We use Jenkins, a web-based CI system. The web interface can be found at [1] Jenkins is read-only for visitors, while those with an account can start and edit builds.

We use Jenkins to build riscos.info projects, like the RISC OS GCC compiler toolchain. We also use Jenkins to run the RISC OS autobuilder to cross-compile Unix ports and native packaged software.

The purpose of running this under CI is to run builds in a controlled environment, one free of the vagaries of running it on a developer's machine with whatever packages they might have installed: the Jenkins build starts with a blank slate, pulling in the compiler, libraries and so on from other Jenkins jobs, which are 'upstream' of it. When successfully built, a build emits RISC OS packages and libraries which can be consumed by 'downstream' builds. The output files of a build (usually zips or tarballs in our case) are called 'artifacts' in Jenkins terminology.
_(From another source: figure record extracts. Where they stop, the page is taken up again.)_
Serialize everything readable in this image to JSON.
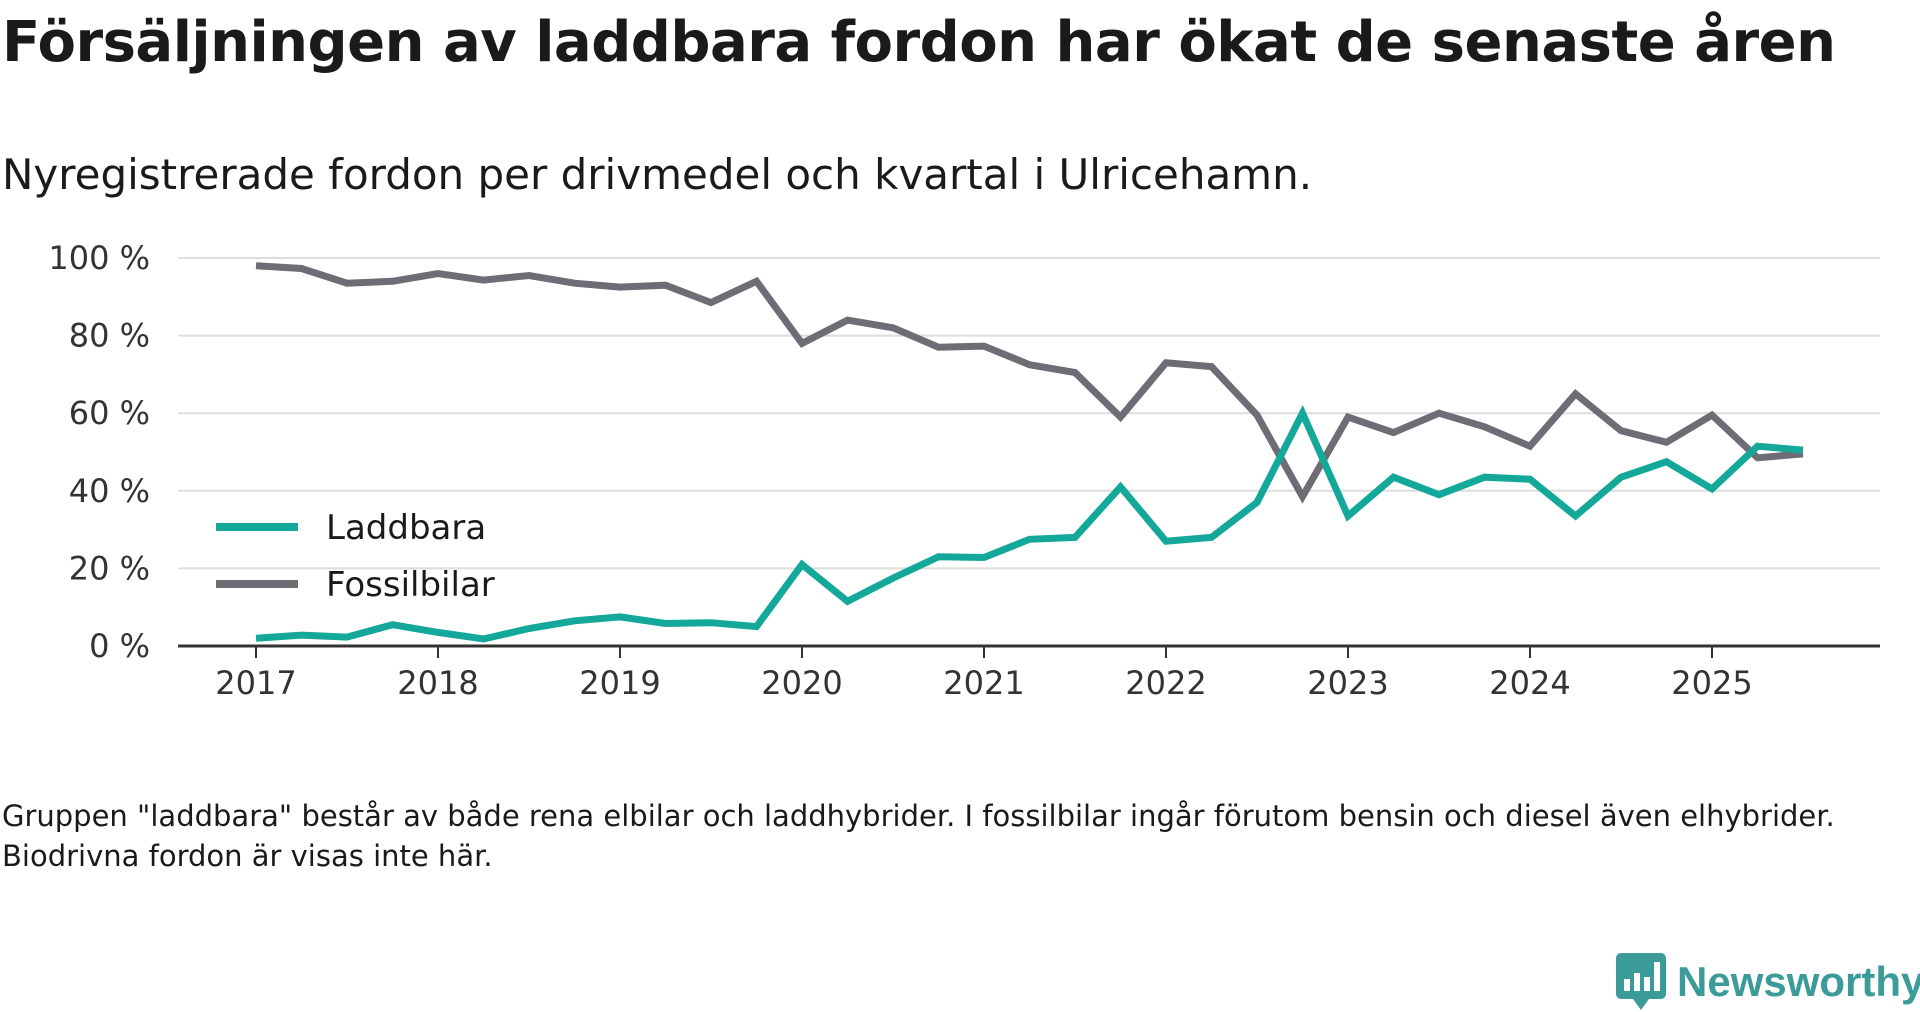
{
  "header": {
    "title": "Försäljningen av laddbara fordon har ökat de senaste åren",
    "subtitle": "Nyregistrerade fordon per drivmedel och kvartal i Ulricehamn."
  },
  "footnote": "Gruppen \"laddbara\" består av både rena elbilar och laddhybrider. I fossilbilar ingår förutom bensin och diesel även elhybrider. Biodrivna fordon är visas inte här.",
  "brand": {
    "name": "Newsworthy",
    "color": "#3a9b98"
  },
  "colors": {
    "laddbara": "#13a89a",
    "fossil": "#6e6c75",
    "grid": "#dddddd",
    "axis": "#333333"
  },
  "chart_data": {
    "type": "line",
    "title": "Försäljningen av laddbara fordon har ökat de senaste åren",
    "subtitle": "Nyregistrerade fordon per drivmedel och kvartal i Ulricehamn.",
    "xlabel": "",
    "ylabel": "",
    "ylim": [
      0,
      100
    ],
    "yticks": [
      "0 %",
      "20 %",
      "40 %",
      "60 %",
      "80 %",
      "100 %"
    ],
    "xticks": [
      "2017",
      "2018",
      "2019",
      "2020",
      "2021",
      "2022",
      "2023",
      "2024",
      "2025"
    ],
    "x_start_year": 2017,
    "x": [
      "2017 Q1",
      "2017 Q2",
      "2017 Q3",
      "2017 Q4",
      "2018 Q1",
      "2018 Q2",
      "2018 Q3",
      "2018 Q4",
      "2019 Q1",
      "2019 Q2",
      "2019 Q3",
      "2019 Q4",
      "2020 Q1",
      "2020 Q2",
      "2020 Q3",
      "2020 Q4",
      "2021 Q1",
      "2021 Q2",
      "2021 Q3",
      "2021 Q4",
      "2022 Q1",
      "2022 Q2",
      "2022 Q3",
      "2022 Q4",
      "2023 Q1",
      "2023 Q2",
      "2023 Q3",
      "2023 Q4",
      "2024 Q1",
      "2024 Q2",
      "2024 Q3",
      "2024 Q4",
      "2025 Q1",
      "2025 Q2",
      "2025 Q3"
    ],
    "legend": "left, inside",
    "series": [
      {
        "name": "Laddbara",
        "key": "laddbara",
        "values": [
          2,
          2.8,
          2.3,
          5.5,
          3.5,
          1.8,
          4.5,
          6.5,
          7.5,
          5.8,
          6,
          5,
          21,
          11.5,
          17.5,
          23,
          22.8,
          27.5,
          28,
          41,
          27,
          28,
          37,
          60,
          33.5,
          43.5,
          39,
          43.5,
          43,
          33.5,
          43.5,
          47.5,
          40.5,
          51.5,
          50.5
        ]
      },
      {
        "name": "Fossilbilar",
        "key": "fossil",
        "values": [
          98,
          97.3,
          93.5,
          94,
          96,
          94.3,
          95.5,
          93.5,
          92.5,
          93,
          88.5,
          94,
          78,
          84,
          82,
          77,
          77.3,
          72.5,
          70.5,
          59,
          73,
          72,
          59.5,
          38.5,
          59,
          55,
          60,
          56.5,
          51.5,
          65,
          55.5,
          52.5,
          59.5,
          48.5,
          49.5
        ]
      }
    ]
  }
}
The second aim of building under CI is to ensure timely builds: if upstream changes, we should rebuild. Due to some details of how the complex package dependency graph interacts with Jenkins, we aren't quite there yet. Building is currently a matter of logged-in users clicking a button on the package(s) in question.

ci.riscos.info

The riscos.info service comprises a Jenkins web GUI - ci.riscos.info - and a number of build 'slaves', where the actual compilation takes place. All these run Ubuntu 14.04 LTS and communicate with the GUI over SSH using Jenkins operations set up in the GUI: the idea is the slaves are stateless vanilla Ubuntu installs, and all special setup is represented in the Jenkins configuration.

Jenkins has a number of top-level jobs for notable components like GCC 4.1, GCC 4.7 and pre-setup jobs for autobuilder projects. Each job follows roughly the same pattern: check out some sources from Subversion or other repositories, possibly import some build outputs from other jobs, build using a shell script, save the output files as artifacts, and report success or failure to Jenkins. The red/yellow/green state indicates whether a build was successful (yellow meaning it built but failed tests).
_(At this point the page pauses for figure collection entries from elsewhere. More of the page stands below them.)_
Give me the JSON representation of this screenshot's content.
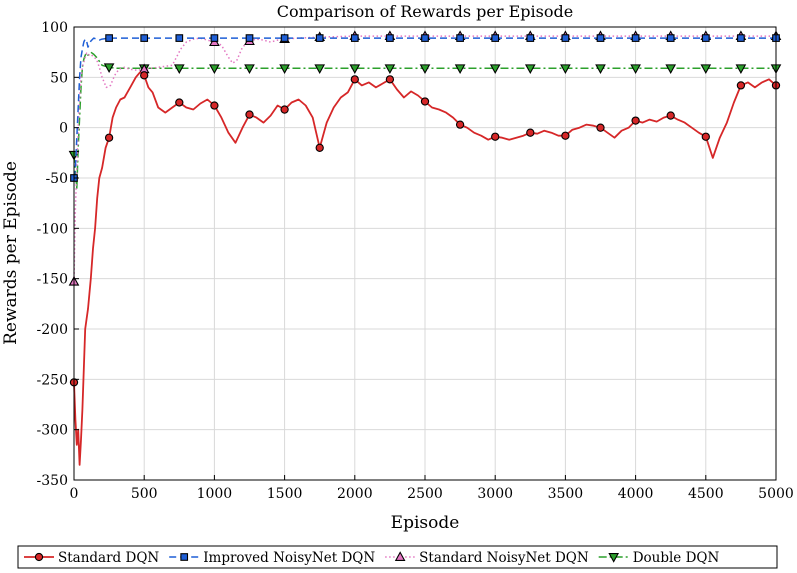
{
  "chart_data": {
    "type": "line",
    "title": "Comparison of Rewards per Episode",
    "xlabel": "Episode",
    "ylabel": "Rewards per Episode",
    "xlim": [
      0,
      5000
    ],
    "ylim": [
      -350,
      100
    ],
    "xticks": [
      0,
      500,
      1000,
      1500,
      2000,
      2500,
      3000,
      3500,
      4000,
      4500,
      5000
    ],
    "yticks": [
      -350,
      -300,
      -250,
      -200,
      -150,
      -100,
      -50,
      0,
      50,
      100
    ],
    "grid": true,
    "legend_position": "bottom",
    "series": [
      {
        "name": "Standard DQN",
        "color": "#d62728",
        "line_style": "solid",
        "marker": "circle",
        "marker_fill": "#d62728",
        "x": [
          0,
          10,
          20,
          30,
          40,
          50,
          60,
          70,
          80,
          90,
          100,
          110,
          120,
          135,
          150,
          165,
          180,
          200,
          225,
          250,
          275,
          300,
          330,
          360,
          400,
          440,
          470,
          500,
          530,
          560,
          600,
          650,
          700,
          750,
          800,
          850,
          900,
          950,
          1000,
          1050,
          1100,
          1150,
          1200,
          1250,
          1300,
          1350,
          1400,
          1450,
          1500,
          1550,
          1600,
          1650,
          1700,
          1750,
          1800,
          1850,
          1900,
          1950,
          2000,
          2050,
          2100,
          2150,
          2200,
          2250,
          2300,
          2350,
          2400,
          2450,
          2500,
          2550,
          2600,
          2650,
          2700,
          2750,
          2800,
          2850,
          2900,
          2950,
          3000,
          3050,
          3100,
          3150,
          3200,
          3250,
          3300,
          3350,
          3400,
          3450,
          3500,
          3550,
          3600,
          3650,
          3700,
          3750,
          3800,
          3850,
          3900,
          3950,
          4000,
          4050,
          4100,
          4150,
          4200,
          4250,
          4300,
          4350,
          4400,
          4450,
          4500,
          4550,
          4600,
          4650,
          4700,
          4750,
          4800,
          4850,
          4900,
          4950,
          5000
        ],
        "y": [
          -253,
          -290,
          -315,
          -300,
          -335,
          -310,
          -280,
          -240,
          -200,
          -190,
          -180,
          -165,
          -150,
          -120,
          -100,
          -70,
          -50,
          -40,
          -20,
          -10,
          10,
          20,
          28,
          30,
          40,
          50,
          55,
          52,
          40,
          35,
          20,
          15,
          20,
          25,
          20,
          18,
          24,
          28,
          22,
          10,
          -5,
          -15,
          0,
          13,
          10,
          5,
          12,
          22,
          18,
          25,
          28,
          22,
          10,
          -20,
          5,
          20,
          30,
          35,
          48,
          42,
          45,
          40,
          44,
          48,
          38,
          30,
          36,
          32,
          26,
          20,
          18,
          15,
          10,
          3,
          0,
          -5,
          -8,
          -12,
          -9,
          -10,
          -12,
          -10,
          -8,
          -5,
          -6,
          -3,
          -5,
          -8,
          -8,
          -2,
          0,
          3,
          2,
          0,
          -5,
          -10,
          -3,
          0,
          7,
          5,
          8,
          6,
          10,
          12,
          8,
          5,
          0,
          -5,
          -9,
          -30,
          -10,
          5,
          25,
          42,
          45,
          40,
          45,
          48,
          42
        ]
      },
      {
        "name": "Improved NoisyNet DQN",
        "color": "#1f5fd6",
        "line_style": "dashed",
        "marker": "square",
        "marker_fill": "#1f5fd6",
        "x": [
          0,
          10,
          20,
          30,
          40,
          50,
          60,
          70,
          80,
          90,
          100,
          120,
          140,
          160,
          180,
          200,
          250,
          300,
          400,
          500,
          750,
          1000,
          1250,
          1500,
          1750,
          2000,
          2250,
          2500,
          2750,
          3000,
          3250,
          3500,
          3750,
          4000,
          4250,
          4500,
          4750,
          5000
        ],
        "y": [
          -50,
          -40,
          -10,
          20,
          50,
          70,
          78,
          85,
          88,
          86,
          80,
          86,
          89,
          88,
          87,
          88,
          89,
          89,
          89,
          89,
          89,
          89,
          89,
          89,
          89,
          89,
          89,
          89,
          89,
          89,
          89,
          89,
          89,
          89,
          89,
          89,
          89,
          89
        ]
      },
      {
        "name": "Standard NoisyNet DQN",
        "color": "#e377c2",
        "line_style": "dotted",
        "marker": "triangle-up",
        "marker_fill": "#e377c2",
        "x": [
          0,
          10,
          20,
          30,
          40,
          50,
          60,
          70,
          80,
          90,
          100,
          120,
          140,
          160,
          180,
          200,
          230,
          260,
          290,
          320,
          360,
          400,
          450,
          500,
          550,
          600,
          650,
          700,
          730,
          760,
          800,
          850,
          900,
          950,
          1000,
          1050,
          1100,
          1130,
          1160,
          1200,
          1250,
          1300,
          1350,
          1400,
          1450,
          1500,
          1600,
          1750,
          2000,
          2250,
          2500,
          2750,
          3000,
          3250,
          3500,
          3750,
          4000,
          4250,
          4500,
          4750,
          5000
        ],
        "y": [
          -153,
          -80,
          -40,
          0,
          30,
          50,
          60,
          65,
          70,
          74,
          72,
          73,
          70,
          68,
          60,
          50,
          40,
          42,
          52,
          58,
          60,
          58,
          57,
          58,
          59,
          60,
          61,
          62,
          70,
          78,
          85,
          88,
          89,
          87,
          85,
          82,
          70,
          64,
          67,
          80,
          86,
          88,
          87,
          85,
          87,
          88,
          89,
          90,
          91,
          91,
          91,
          91,
          91,
          91,
          91,
          91,
          91,
          91,
          91,
          91,
          91
        ]
      },
      {
        "name": "Double DQN",
        "color": "#2ca02c",
        "line_style": "dashdot",
        "marker": "triangle-down",
        "marker_fill": "#2ca02c",
        "x": [
          0,
          10,
          20,
          30,
          40,
          50,
          60,
          70,
          80,
          90,
          100,
          120,
          140,
          160,
          180,
          200,
          250,
          300,
          350,
          400,
          500,
          750,
          1000,
          1250,
          1500,
          1750,
          2000,
          2250,
          2500,
          2750,
          3000,
          3250,
          3500,
          3750,
          4000,
          4250,
          4500,
          4750,
          5000
        ],
        "y": [
          -27,
          -45,
          -60,
          -20,
          10,
          40,
          60,
          68,
          72,
          74,
          72,
          75,
          73,
          70,
          66,
          62,
          60,
          59,
          59,
          59,
          59,
          59,
          59,
          59,
          59,
          59,
          59,
          59,
          59,
          59,
          59,
          59,
          59,
          59,
          59,
          59,
          59,
          59,
          59
        ]
      }
    ]
  }
}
You can drill down into a job, for instance clicking on gcc-4.7-native (the GCC compiler to run natively on RISC OS) gives you a list of builds on the left hand side, some successful, some not. If you click on a build number (#nnn) and go to Console Output, you can see what happened during the build. If it was red, something went wrong. The build number screen also shows you the versions of source that was used to build this project, and any commit messages since the last time Jenkins built it. This means the build number is a record of the state of the project at a given point in time, and the build log records what happened. Both these pages can be hyperlinked to, to discuss what happened in a given build. If you find a successful build, it will also allow you to download the build products as artifacts. Jenkins also stores the files from the most recent build in the 'Workspace', so you can access intermediate files.